Ci piace definire Predators come un B-movie di lusso, crudo, senza troppi fronzoli e maschio quanto basta: perchè non rispetta regole e archetipi di mercato, perchè non ci mostra quello che altri mille film ci hanno già mostrato, ma ci offre quel sequel atteso per anni dagli appassionati e che arriva solo ora, quando è di gran lunga fuori moda, nell'accezione più positiva del termine.

Predators vs. Predators

Un tonfo improvviso, poi un uomo viene gettato fuori da un aereo e fatto precipitare nel vuoto. Sta per schiantarsi al suolo ma in extremis il suo paracadute si apre e gli evita di impattare violentemente a terra nel mezzo della giungla.

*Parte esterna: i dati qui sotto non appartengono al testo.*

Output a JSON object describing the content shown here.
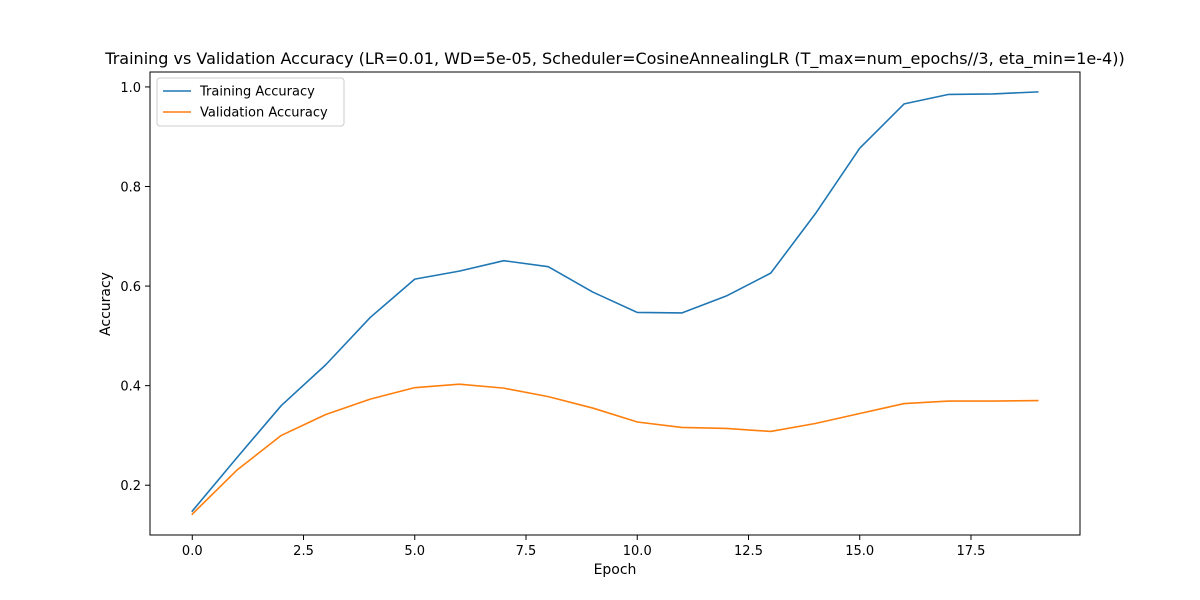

Si tratta di un mercenario ex-guerrigliero americano, un seminatore di morte spietato e senza sentimenti, uno che non sopporta di non avere la situazione sotto controllo. Spaesato e impaurito egli inizia a guardarsi intorno, pensa di essere solo, non comprende chi l'abbia condotto fin lì nè il perchè. Qualche secondo ed ecco che dal cielo piomba qualcun altro a pochi metri da lui, poi ancora un altro, e chissà quante altre persone sono state gettate dall'alto in altri punti della foresta. Stessa la sorte toccata a un soldato ceceno, a un elegantissimo killer della Yakuza giapponese, a un serial killer pieno di tatuaggi proveniente dal Braccio della Morte, a un dottore dal passato misterioso e a una donna, una tiratrice scelta delle forze militari israeliane.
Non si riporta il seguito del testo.